Abstract

Good exposure and the minimization of lung and thorax injuries are important objectives of surgery for descending thoracic aortic aneurysm (DTAA). In this study, three surgical approaches for DTAA were compared to assess postoperative respiratory function. The subjects were 21 patients with DTAA, three of whom had a thoracoabdominal aneurysm. The mean age was 61 years, and there were 12 men and 9 women. The causes of aneurysm were atherosclerosis in 16 patients, chronic dissection in 4, and traumatic pseudoaneurysm in 1. All the patients underwent femoro-femoral partial cardiopulmonary bypass. The DTAA was replaced with a prosthetic graft in 18 patients and repaired with a patch graft in 3. Three approaches were selected, namely, posterolateral thoracotomy (PL group, n = 12), median sternotomy combined with anterolateral thoracotomy (M group, n = 5), and spiral incision (S group, n = 4).

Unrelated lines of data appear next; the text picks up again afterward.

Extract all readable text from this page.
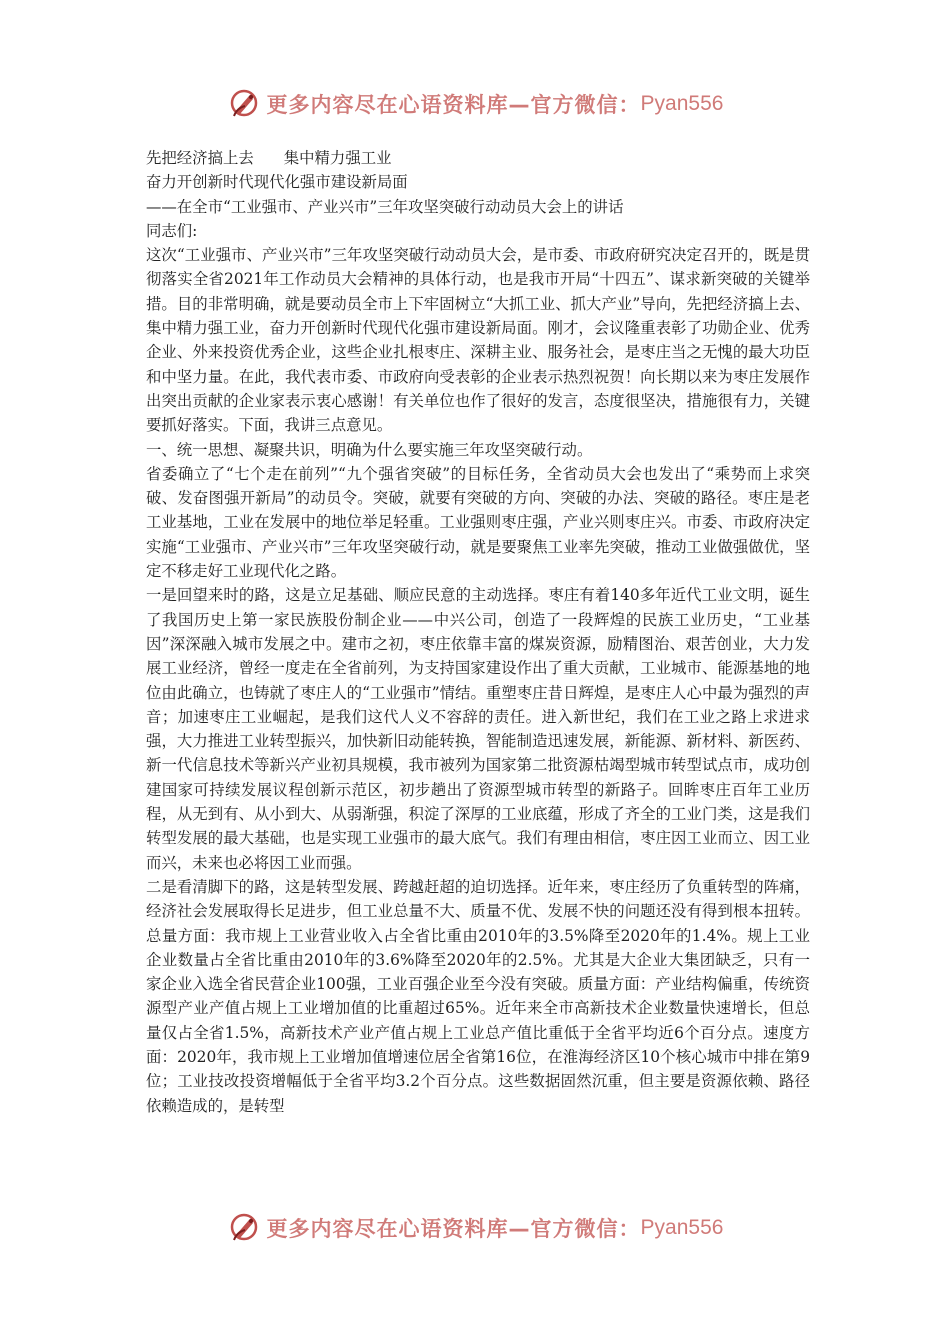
更多内容尽在心语资料库—官方微信： Pyan556

先把经济搞上去 集中精力强工业

奋力开创新时代现代化强市建设新局面

——在全市“工业强市、产业兴市”三年攻坚突破行动动员大会上的讲话

同志们:

这次“工业强市、产业兴市”三年攻坚突破行动动员大会，是市委、市政府研究决定召开的，既是贯彻落实全省2021年工作动员大会精神的具体行动，也是我市开局“十四五”、谋求新突破的关键举措。目的非常明确，就是要动员全市上下牢固树立“大抓工业、抓大产业”导向，先把经济搞上去、集中精力强工业，奋力开创新时代现代化强市建设新局面。刚才，会议隆重表彰了功勋企业、优秀企业、外来投资优秀企业，这些企业扎根枣庄、深耕主业、服务社会，是枣庄当之无愧的最大功臣和中坚力量。在此，我代表市委、市政府向受表彰的企业表示热烈祝贺！向长期以来为枣庄发展作出突出贡献的企业家表示衷心感谢！有关单位也作了很好的发言，态度很坚决，措施很有力，关键要抓好落实。下面，我讲三点意见。

一、统一思想、凝聚共识，明确为什么要实施三年攻坚突破行动。

省委确立了“七个走在前列”“九个强省突破”的目标任务，全省动员大会也发出了“乘势而上求突破、发奋图强开新局”的动员令。突破，就要有突破的方向、突破的办法、突破的路径。枣庄是老工业基地，工业在发展中的地位举足轻重。工业强则枣庄强，产业兴则枣庄兴。市委、市政府决定实施“工业强市、产业兴市”三年攻坚突破行动，就是要聚焦工业率先突破，推动工业做强做优，坚定不移走好工业现代化之路。

一是回望来时的路，这是立足基础、顺应民意的主动选择。枣庄有着140多年近代工业文明，诞生了我国历史上第一家民族股份制企业——中兴公司，创造了一段辉煌的民族工业历史，“工业基因”深深融入城市发展之中。建市之初，枣庄依靠丰富的煤炭资源，励精图治、艰苦创业，大力发展工业经济，曾经一度走在全省前列，为支持国家建设作出了重大贡献，工业城市、能源基地的地位由此确立，也铸就了枣庄人的“工业强市”情结。重塑枣庄昔日辉煌，是枣庄人心中最为强烈的声音；加速枣庄工业崛起，是我们这代人义不容辞的责任。进入新世纪，我们在工业之路上求进求强，大力推进工业转型振兴，加快新旧动能转换，智能制造迅速发展，新能源、新材料、新医药、新一代信息技术等新兴产业初具规模，我市被列为国家第二批资源枯竭型城市转型试点市，成功创建国家可持续发展议程创新示范区，初步趟出了资源型城市转型的新路子。回眸枣庄百年工业历程，从无到有、从小到大、从弱渐强，积淀了深厚的工业底蕴，形成了齐全的工业门类，这是我们转型发展的最大基础，也是实现工业强市的最大底气。我们有理由相信，枣庄因工业而立、因工业而兴，未来也必将因工业而强。

二是看清脚下的路，这是转型发展、跨越赶超的迫切选择。近年来，枣庄经历了负重转型的阵痛，经济社会发展取得长足进步，但工业总量不大、质量不优、发展不快的问题还没有得到根本扭转。总量方面：我市规上工业营业收入占全省比重由2010年的3.5%降至2020年的1.4%。规上工业企业数量占全省比重由2010年的3.6%降至2020年的2.5%。尤其是大企业大集团缺乏，只有一家企业入选全省民营企业100强，工业百强企业至今没有突破。质量方面：产业结构偏重，传统资源型产业产值占规上工业增加值的比重超过65%。近年来全市高新技术企业数量快速增长，但总量仅占全省1.5%，高新技术产业产值占规上工业总产值比重低于全省平均近6个百分点。速度方面：2020年，我市规上工业增加值增速位居全省第16位，在淮海经济区10个核心城市中排在第9位；工业技改投资增幅低于全省平均3.2个百分点。这些数据固然沉重，但主要是资源依赖、路径依赖造成的，是转型

更多内容尽在心语资料库—官方微信： Pyan556
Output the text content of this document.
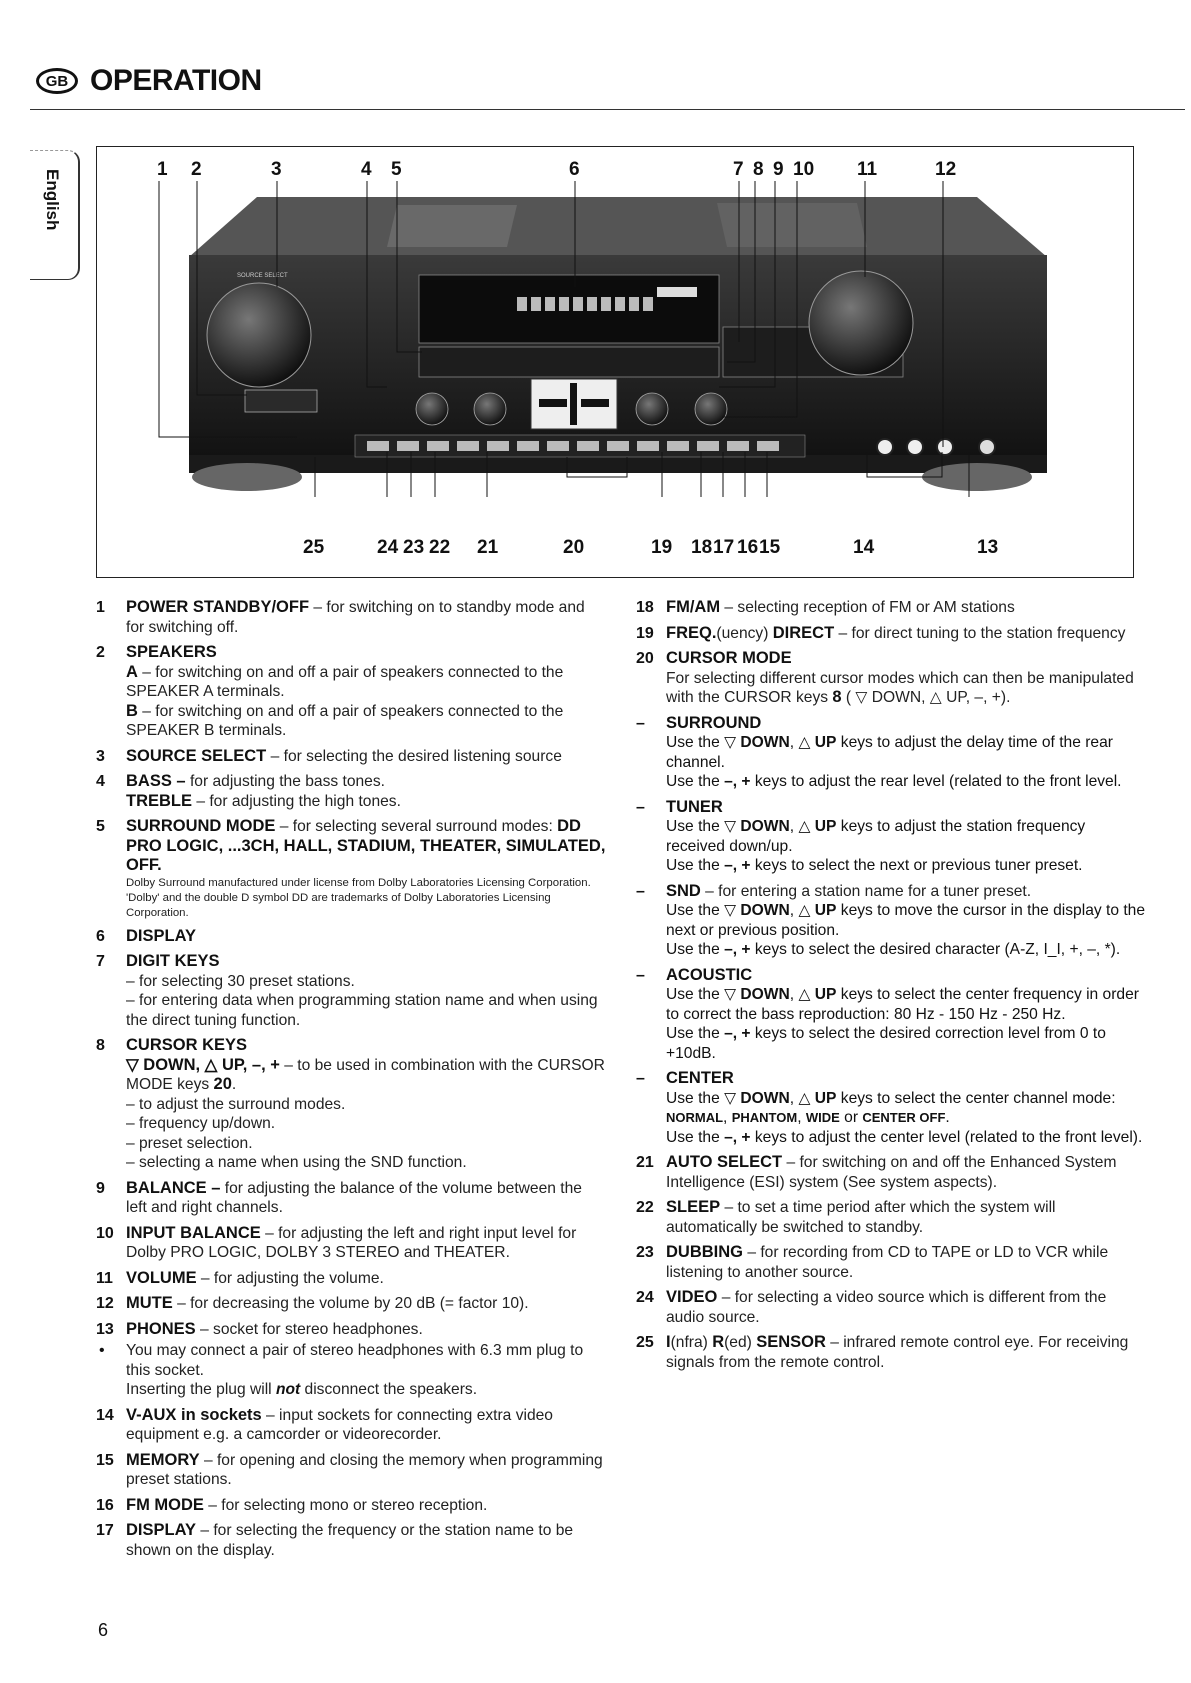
GB OPERATION
English
SOURCE SELECT
1 2	3	4 5	6	7 8 9 10 11	12
25	24 23 22 21	20	19 18 17 16 15	14	13
1 POWER STANDBY/OFF – for switching on to standby mode and for switching off.
2 SPEAKERS
A – for switching on and off a pair of speakers connected to the SPEAKER A terminals.
B – for switching on and off a pair of speakers connected to the SPEAKER B terminals.
3 SOURCE SELECT – for selecting the desired listening source
4 BASS – for adjusting the bass tones.
TREBLE – for adjusting the high tones.
5 SURROUND MODE – for selecting several surround modes: DD PRO LOGIC, ...3CH, HALL, STADIUM, THEATER, SIMULATED, OFF.
Dolby Surround manufactured under license from Dolby Laboratories Licensing Corporation. 'Dolby' and the double D symbol DD are trademarks of Dolby Laboratories Licensing Corporation.
6 DISPLAY
7 DIGIT KEYS
– for selecting 30 preset stations.
– for entering data when programming station name and when using the direct tuning function.
8 CURSOR KEYS
▽ DOWN, △ UP, –, + – to be used in combination with the CURSOR MODE keys 20.
– to adjust the surround modes.
– frequency up/down.
– preset selection.
– selecting a name when using the SND function.
9 BALANCE – for adjusting the balance of the volume between the left and right channels.
10 INPUT BALANCE – for adjusting the left and right input level for Dolby PRO LOGIC, DOLBY 3 STEREO and THEATER.
11 VOLUME – for adjusting the volume.
12 MUTE – for decreasing the volume by 20 dB (= factor 10).
13 PHONES – socket for stereo headphones.
• You may connect a pair of stereo headphones with 6.3 mm plug to this socket.
Inserting the plug will not disconnect the speakers.
14 V-AUX in sockets – input sockets for connecting extra video equipment e.g. a camcorder or videorecorder.
15 MEMORY – for opening and closing the memory when programming preset stations.
16 FM MODE – for selecting mono or stereo reception.
17 DISPLAY – for selecting the frequency or the station name to be shown on the display.
18 FM/AM – selecting reception of FM or AM stations
19 FREQ.(uency) DIRECT – for direct tuning to the station frequency
20 CURSOR MODE
For selecting different cursor modes which can then be manipulated with the CURSOR keys 8 ( ▽ DOWN, △ UP, –, +).
– SURROUND
Use the ▽ DOWN, △ UP keys to adjust the delay time of the rear channel.
Use the –, + keys to adjust the rear level (related to the front level.
– TUNER
Use the ▽ DOWN, △ UP keys to adjust the station frequency received down/up.
Use the –, + keys to select the next or previous tuner preset.
– SND – for entering a station name for a tuner preset.
Use the ▽ DOWN, △ UP keys to move the cursor in the display to the next or previous position.
Use the –, + keys to select the desired character (A-Z, I_I, +, –, *).
– ACOUSTIC
Use the ▽ DOWN, △ UP keys to select the center frequency in order to correct the bass reproduction: 80 Hz - 150 Hz - 250 Hz.
Use the –, + keys to select the desired correction level from 0 to +10dB.
– CENTER
Use the ▽ DOWN, △ UP keys to select the center channel mode: NORMAL, PHANTOM, WIDE or CENTER OFF.
Use the –, + keys to adjust the center level (related to the front level).
21 AUTO SELECT – for switching on and off the Enhanced System Intelligence (ESI) system (See system aspects).
22 SLEEP – to set a time period after which the system will automatically be switched to standby.
23 DUBBING – for recording from CD to TAPE or LD to VCR while listening to another source.
24 VIDEO – for selecting a video source which is different from the audio source.
25 I(nfra) R(ed) SENSOR – infrared remote control eye. For receiving signals from the remote control.
6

There were no significant differences in operation time, cardiopulmonary bypass time, intraoperative blood loss volume, or water balance. The duration of respiratory support and intensive care unit stay were significantly (P < 0.05) longer in the M group than in the other two groups. The alveolararterial oxygen difference (AaDO2) and respiratory index (RI) levels immediately after surgery were also significantly (P < 0.05) higher in the M group than in the PL group. There were no significant differences in AaDO2 and RI levels 12 and 24h after surgery among the three groups. These results suggest that posterolateral thoracotomy is a desirable surgical approach for DTAA repair in view of the fact that it has the least effect on postoperative respiratory function.